After 10 minutes or so of not hearing from him, I went looking and found him sitting at the kitchen table, coloring. I returned to my work. Ten minutes later, I checked in on him to find that several crayons had fallen to the carpet. No harm done. Did Holden want something to eat? Yes, he did. I told him to pick up the crayons while I fixed him something really super-good, like pitted dates with walnuts and Asagio cheese. Well, something along those lines anyway. As I was about to hand him his gourmet treat, I noticed that the crayons were still on the carpet.

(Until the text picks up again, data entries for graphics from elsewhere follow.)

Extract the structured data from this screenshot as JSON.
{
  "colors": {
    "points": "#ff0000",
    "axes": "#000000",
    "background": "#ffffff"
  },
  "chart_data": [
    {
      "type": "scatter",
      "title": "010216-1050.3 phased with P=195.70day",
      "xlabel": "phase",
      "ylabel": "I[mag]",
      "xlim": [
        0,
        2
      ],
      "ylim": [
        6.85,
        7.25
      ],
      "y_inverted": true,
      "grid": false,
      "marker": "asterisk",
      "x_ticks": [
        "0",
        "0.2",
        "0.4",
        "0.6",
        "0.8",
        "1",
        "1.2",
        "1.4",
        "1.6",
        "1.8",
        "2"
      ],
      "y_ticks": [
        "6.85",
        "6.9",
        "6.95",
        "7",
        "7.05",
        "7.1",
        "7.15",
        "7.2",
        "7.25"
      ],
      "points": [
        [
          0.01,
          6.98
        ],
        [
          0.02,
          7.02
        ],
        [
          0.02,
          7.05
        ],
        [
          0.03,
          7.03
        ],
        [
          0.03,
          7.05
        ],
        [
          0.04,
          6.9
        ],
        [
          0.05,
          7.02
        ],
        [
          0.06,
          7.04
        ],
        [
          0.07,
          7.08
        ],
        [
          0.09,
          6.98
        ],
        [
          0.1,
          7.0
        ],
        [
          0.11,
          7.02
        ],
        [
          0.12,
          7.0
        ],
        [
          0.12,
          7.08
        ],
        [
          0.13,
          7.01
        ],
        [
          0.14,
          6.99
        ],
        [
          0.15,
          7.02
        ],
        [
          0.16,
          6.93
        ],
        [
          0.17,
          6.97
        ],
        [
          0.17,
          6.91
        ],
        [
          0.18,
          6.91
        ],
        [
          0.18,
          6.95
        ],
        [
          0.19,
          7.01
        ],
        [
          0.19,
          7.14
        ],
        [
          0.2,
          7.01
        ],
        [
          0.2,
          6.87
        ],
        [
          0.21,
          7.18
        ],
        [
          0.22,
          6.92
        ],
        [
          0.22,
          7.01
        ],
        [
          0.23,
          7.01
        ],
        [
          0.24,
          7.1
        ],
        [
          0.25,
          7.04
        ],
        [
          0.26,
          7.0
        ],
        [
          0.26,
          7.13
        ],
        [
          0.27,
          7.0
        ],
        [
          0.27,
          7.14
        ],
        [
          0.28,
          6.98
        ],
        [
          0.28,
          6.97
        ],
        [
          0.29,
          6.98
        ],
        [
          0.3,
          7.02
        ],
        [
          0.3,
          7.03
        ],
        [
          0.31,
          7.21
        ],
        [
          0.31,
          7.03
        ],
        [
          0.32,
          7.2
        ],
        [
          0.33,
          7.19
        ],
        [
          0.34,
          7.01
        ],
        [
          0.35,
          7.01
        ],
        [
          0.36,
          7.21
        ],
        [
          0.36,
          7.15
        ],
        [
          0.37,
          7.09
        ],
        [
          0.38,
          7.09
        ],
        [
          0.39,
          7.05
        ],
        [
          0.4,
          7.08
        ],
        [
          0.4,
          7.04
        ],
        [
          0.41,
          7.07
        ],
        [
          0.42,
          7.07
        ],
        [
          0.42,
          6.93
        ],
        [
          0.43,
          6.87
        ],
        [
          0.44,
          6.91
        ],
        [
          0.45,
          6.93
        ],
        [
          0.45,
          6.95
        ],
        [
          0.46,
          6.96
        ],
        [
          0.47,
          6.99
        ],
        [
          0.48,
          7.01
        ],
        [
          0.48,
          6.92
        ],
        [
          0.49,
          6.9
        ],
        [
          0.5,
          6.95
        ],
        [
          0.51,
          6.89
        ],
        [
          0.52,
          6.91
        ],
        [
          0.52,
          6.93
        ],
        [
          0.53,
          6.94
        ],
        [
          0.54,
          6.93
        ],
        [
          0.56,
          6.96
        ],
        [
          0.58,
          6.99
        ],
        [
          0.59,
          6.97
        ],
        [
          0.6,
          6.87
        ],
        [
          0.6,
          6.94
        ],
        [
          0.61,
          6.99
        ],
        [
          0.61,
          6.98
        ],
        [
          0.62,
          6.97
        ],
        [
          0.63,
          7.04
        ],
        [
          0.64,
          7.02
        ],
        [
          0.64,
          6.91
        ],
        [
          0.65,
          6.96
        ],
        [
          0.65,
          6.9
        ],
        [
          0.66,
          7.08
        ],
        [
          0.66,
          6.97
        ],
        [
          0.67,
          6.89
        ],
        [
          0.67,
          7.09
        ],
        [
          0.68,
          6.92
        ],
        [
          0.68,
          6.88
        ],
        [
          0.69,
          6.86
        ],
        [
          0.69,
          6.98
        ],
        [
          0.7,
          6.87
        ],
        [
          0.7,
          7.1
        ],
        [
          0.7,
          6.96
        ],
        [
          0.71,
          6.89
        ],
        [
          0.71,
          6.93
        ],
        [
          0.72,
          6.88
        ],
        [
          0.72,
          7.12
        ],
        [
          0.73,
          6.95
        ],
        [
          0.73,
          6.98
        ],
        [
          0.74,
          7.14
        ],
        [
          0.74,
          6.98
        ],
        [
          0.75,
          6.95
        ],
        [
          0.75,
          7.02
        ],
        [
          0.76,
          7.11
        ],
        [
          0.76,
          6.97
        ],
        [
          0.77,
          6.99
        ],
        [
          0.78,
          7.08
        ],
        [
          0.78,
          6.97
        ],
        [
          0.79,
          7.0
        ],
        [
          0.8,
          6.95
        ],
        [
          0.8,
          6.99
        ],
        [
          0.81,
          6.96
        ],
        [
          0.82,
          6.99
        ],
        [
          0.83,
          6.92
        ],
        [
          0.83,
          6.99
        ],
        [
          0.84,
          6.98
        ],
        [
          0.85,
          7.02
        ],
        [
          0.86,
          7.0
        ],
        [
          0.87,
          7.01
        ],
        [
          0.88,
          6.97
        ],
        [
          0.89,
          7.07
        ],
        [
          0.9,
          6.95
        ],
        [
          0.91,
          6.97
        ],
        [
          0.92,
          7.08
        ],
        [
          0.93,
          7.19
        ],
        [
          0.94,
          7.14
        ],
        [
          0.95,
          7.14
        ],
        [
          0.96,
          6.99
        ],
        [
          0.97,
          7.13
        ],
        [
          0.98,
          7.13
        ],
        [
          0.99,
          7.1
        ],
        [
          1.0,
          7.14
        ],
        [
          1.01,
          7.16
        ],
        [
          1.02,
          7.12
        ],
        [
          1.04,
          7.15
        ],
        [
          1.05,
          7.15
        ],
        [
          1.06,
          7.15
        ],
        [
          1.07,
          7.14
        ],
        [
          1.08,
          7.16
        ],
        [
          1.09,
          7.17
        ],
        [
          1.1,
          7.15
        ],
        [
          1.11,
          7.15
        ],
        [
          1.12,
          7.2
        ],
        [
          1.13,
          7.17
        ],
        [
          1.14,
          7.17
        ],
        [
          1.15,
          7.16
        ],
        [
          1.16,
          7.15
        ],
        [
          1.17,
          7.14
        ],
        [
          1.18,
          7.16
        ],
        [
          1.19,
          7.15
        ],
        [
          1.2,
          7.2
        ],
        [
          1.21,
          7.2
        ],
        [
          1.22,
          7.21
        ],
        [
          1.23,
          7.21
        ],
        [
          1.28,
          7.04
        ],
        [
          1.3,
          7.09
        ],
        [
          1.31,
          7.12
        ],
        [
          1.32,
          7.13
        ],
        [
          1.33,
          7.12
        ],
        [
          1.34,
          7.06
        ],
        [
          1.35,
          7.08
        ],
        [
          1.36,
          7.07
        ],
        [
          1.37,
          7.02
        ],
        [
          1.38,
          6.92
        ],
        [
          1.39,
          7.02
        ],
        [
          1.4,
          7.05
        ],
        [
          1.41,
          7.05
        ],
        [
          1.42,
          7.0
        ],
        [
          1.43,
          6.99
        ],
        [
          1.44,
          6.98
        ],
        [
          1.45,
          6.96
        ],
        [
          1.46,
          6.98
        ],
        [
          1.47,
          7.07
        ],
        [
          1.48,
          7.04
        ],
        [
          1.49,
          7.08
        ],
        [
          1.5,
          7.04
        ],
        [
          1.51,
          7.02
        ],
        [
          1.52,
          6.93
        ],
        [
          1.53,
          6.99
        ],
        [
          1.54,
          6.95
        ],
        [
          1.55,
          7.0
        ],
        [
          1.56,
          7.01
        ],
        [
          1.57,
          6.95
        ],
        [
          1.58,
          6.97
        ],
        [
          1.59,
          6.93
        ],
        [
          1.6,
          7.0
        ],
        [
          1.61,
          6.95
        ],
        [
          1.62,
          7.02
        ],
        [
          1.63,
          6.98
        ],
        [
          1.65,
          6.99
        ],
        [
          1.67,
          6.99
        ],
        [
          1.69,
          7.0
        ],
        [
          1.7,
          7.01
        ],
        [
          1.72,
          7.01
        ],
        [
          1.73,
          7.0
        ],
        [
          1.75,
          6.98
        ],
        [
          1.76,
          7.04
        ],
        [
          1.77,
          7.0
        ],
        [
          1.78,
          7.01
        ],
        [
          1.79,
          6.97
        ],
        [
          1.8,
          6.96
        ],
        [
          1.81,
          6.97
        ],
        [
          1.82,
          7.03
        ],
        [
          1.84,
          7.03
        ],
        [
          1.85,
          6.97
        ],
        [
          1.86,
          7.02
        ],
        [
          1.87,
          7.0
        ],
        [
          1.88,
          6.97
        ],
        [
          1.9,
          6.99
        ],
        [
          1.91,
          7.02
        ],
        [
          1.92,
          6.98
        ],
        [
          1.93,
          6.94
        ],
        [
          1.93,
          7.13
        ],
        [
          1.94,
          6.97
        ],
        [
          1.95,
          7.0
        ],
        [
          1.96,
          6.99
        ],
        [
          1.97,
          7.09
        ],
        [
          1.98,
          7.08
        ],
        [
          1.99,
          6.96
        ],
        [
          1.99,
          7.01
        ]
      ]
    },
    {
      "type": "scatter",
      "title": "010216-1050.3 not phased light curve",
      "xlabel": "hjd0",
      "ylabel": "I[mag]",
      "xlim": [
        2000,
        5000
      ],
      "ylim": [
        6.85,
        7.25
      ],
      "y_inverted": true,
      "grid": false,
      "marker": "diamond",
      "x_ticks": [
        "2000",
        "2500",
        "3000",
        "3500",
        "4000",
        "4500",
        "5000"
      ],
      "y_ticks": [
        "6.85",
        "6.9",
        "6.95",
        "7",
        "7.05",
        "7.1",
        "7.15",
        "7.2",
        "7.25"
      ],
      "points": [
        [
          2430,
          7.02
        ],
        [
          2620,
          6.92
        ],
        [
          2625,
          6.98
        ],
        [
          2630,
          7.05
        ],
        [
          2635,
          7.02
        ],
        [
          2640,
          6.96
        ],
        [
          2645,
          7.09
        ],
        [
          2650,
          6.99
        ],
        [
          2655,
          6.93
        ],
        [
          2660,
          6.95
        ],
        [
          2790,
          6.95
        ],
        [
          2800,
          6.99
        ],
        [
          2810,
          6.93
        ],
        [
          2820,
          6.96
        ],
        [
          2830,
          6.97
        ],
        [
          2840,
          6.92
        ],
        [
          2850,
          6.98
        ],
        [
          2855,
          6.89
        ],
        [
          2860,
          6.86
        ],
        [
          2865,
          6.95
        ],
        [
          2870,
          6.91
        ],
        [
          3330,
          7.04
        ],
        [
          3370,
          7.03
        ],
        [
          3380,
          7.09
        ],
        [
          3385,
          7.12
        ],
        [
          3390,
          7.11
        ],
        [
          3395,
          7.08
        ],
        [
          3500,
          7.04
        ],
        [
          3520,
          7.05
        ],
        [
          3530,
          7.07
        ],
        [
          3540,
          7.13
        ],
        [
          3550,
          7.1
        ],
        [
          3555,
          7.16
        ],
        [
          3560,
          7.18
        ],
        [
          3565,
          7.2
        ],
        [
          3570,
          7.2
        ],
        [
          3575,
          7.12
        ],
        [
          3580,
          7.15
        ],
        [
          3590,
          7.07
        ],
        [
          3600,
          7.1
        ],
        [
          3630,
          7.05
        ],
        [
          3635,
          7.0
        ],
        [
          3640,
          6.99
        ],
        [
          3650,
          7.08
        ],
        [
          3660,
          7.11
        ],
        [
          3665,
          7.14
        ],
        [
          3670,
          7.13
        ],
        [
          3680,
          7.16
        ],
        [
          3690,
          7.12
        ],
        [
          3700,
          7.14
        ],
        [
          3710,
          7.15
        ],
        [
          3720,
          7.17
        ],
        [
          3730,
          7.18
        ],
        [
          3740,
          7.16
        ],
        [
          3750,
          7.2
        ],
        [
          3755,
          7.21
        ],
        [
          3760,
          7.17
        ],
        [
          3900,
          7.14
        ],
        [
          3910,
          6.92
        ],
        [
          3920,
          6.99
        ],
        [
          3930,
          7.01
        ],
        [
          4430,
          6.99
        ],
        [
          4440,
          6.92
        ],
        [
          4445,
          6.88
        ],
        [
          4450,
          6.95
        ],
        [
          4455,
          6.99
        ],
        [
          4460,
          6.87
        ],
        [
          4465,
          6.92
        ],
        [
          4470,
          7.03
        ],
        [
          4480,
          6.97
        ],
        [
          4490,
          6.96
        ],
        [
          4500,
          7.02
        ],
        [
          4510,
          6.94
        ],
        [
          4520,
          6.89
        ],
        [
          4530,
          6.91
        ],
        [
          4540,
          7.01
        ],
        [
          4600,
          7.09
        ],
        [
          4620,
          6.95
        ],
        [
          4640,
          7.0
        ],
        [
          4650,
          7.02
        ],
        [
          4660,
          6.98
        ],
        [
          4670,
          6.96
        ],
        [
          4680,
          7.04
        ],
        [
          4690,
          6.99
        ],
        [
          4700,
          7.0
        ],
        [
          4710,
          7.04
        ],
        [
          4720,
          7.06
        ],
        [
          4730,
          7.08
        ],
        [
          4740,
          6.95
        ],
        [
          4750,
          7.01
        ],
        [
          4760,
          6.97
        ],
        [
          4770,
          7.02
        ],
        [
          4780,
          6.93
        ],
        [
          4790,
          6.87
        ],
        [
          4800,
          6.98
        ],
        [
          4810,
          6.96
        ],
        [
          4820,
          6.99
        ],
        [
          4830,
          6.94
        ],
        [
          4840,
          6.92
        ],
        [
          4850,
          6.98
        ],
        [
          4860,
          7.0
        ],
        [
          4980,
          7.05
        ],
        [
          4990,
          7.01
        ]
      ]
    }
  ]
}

This time, he folded his cute little face into a defiant pout and crossed his arms across his chest, like a turtle going into its shell. I love a challenge, especially from a child. In this case I was aware that sooner or later Holden and I were going to have this confrontation. I was rather glad, actually, that it was sooner. I also know that if you give a child an inch, the child will take a mile, and that the best time to deal with this and put things in proper perspective is the first time it comes up. So I walked behind his chair, pulled it gently away from the table, hoisted him out of it and took him to the crayon-ground. I put my right hand over his right hand and put our hands on one crayon - up it came - then another, and so on. Then I stood up, still holding him, and put him back in the chair. I stood in front of him. He was mad now! He was glaring at me!
I shook my finger at him and said, "You don't say `no' to me, Holden. Got that? You don't say `no' to me. You will sit in this chair until you tell me that you are sorry."
And I walked off, busying myself with preparing a shipment of books. Holden sat for at least 15 minutes, during which I said nothing to him, and he did his turtle-thing. Finally, he called to me.
And Holden was a happy boy again. I doubt that sort of problem will come up between us ever again, but if it does, the procedure will be familiar to him. I did something similar to our first grandchild, Jack, when he was 2 and threw a tantrum at our house. In that case, I put him on a sofa and held him there until he stopped, telling him that at our house all tantrums had to be thrown on the sofa, and that I would gladly sit there with him until he stopped.
A year or so after this incident, a television person looking for scandal asked Adele Farber, the co-author of "How to Talk So Children Will Listen" and "Listen So Children Will Talk," what she thought of what I'd done to Jack. She was appalled. I had certainly taught him, she said, that "might means right." Ms. Farber will no doubt be greatly relieved to know that Jack, age 12, is a polite, respectful, well-mannered young man who is anything but inclined toward aggressiveness. He and I have lots of fun together.